Code editor.
A real code editor in the browser, with syntax highlighting, line numbers, and a save shortcut.
Which files it opens for
Clicking a file in the file manager opens it in the editor if its extension is one of:
| Type | Extensions | Highlighting |
|---|---|---|
| HTML | html, htm | HTML with embedded CSS/JS |
| Styles | css | CSS |
| Scripts | js | JavaScript |
| Data | json | JavaScript, JSON mode |
| Markup | xml, svg | XML |
| Docs | md | Markdown |
| Plain text | txt | None, just monospace |
Anything else, images, fonts, icons, doesn't open here. See file manager for how those are handled instead.
Editing
The editor has line numbers and wraps long lines instead of scrolling sideways. It's a plain text editor with syntax coloring, there's no autocomplete, linting, or live preview.
Saving
Click Save, or press Ctrl+S (Cmd+S on macOS) while the editor has focus. A small "Saved." confirmation appears briefly next to the button. Saving writes the file back immediately, there's no separate publish step for individual files, see publishing for what controls public visibility instead.
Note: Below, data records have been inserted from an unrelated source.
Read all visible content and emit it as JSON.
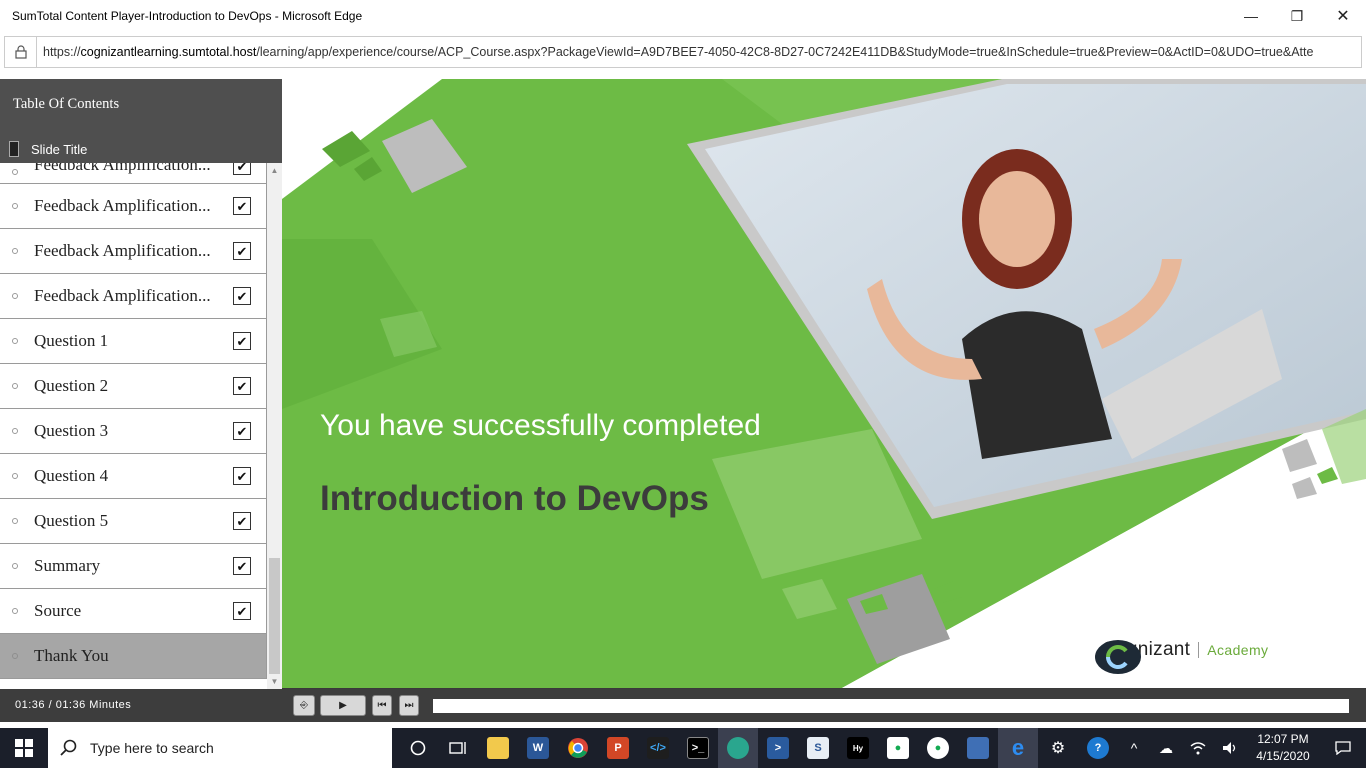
{
  "window": {
    "title": "SumTotal Content Player-Introduction to DevOps - Microsoft Edge",
    "minimize": "—",
    "restore": "❐",
    "close": "✕"
  },
  "address": {
    "url_prefix": "https://",
    "url_host": "cognizantlearning.sumtotal.host",
    "url_path": "/learning/app/experience/course/ACP_Course.aspx?PackageViewId=A9D7BEE7-4050-42C8-8D27-0C7242E411DB&StudyMode=true&InSchedule=true&Preview=0&ActID=0&UDO=true&Atte"
  },
  "toc": {
    "header": "Table Of Contents",
    "column_label": "Slide Title",
    "items": [
      {
        "label": "Feedback Amplification...",
        "checked": true
      },
      {
        "label": "Feedback Amplification...",
        "checked": true
      },
      {
        "label": "Feedback Amplification...",
        "checked": true
      },
      {
        "label": "Feedback Amplification...",
        "checked": true
      },
      {
        "label": "Question 1",
        "checked": true
      },
      {
        "label": "Question 2",
        "checked": true
      },
      {
        "label": "Question 3",
        "checked": true
      },
      {
        "label": "Question 4",
        "checked": true
      },
      {
        "label": "Question 5",
        "checked": true
      },
      {
        "label": "Summary",
        "checked": true
      },
      {
        "label": "Source",
        "checked": true
      },
      {
        "label": "Thank You",
        "checked": false,
        "active": true
      }
    ]
  },
  "slide": {
    "line1": "You have successfully completed",
    "line2": "Introduction to DevOps",
    "logo_brand": "Cognizant",
    "logo_sub": "Academy"
  },
  "controls": {
    "time": "01:36 / 01:36 Minutes",
    "progress": 1.0
  },
  "taskbar": {
    "search_placeholder": "Type here to search",
    "time": "12:07 PM",
    "date": "4/15/2020"
  },
  "colors": {
    "green": "#6dbb45",
    "dark_green": "#5aa535",
    "toc_dark": "#4f4f4f",
    "taskbar": "#1b1f2a"
  }
}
There's no autosave. Closing the editor panel or navigating away before saving discards whatever you typed, with no warning prompt. Save before you close if you want to keep changes.
Creating a new text file
There's no "new file" button in the editor itself. To create one,
upload a file with the content you want (even an empty placeholder),
then open and edit it from there. The simplest path for something
like a new page is to write it locally and upload it, or upload a
blank .html file and build it up directly in the editor.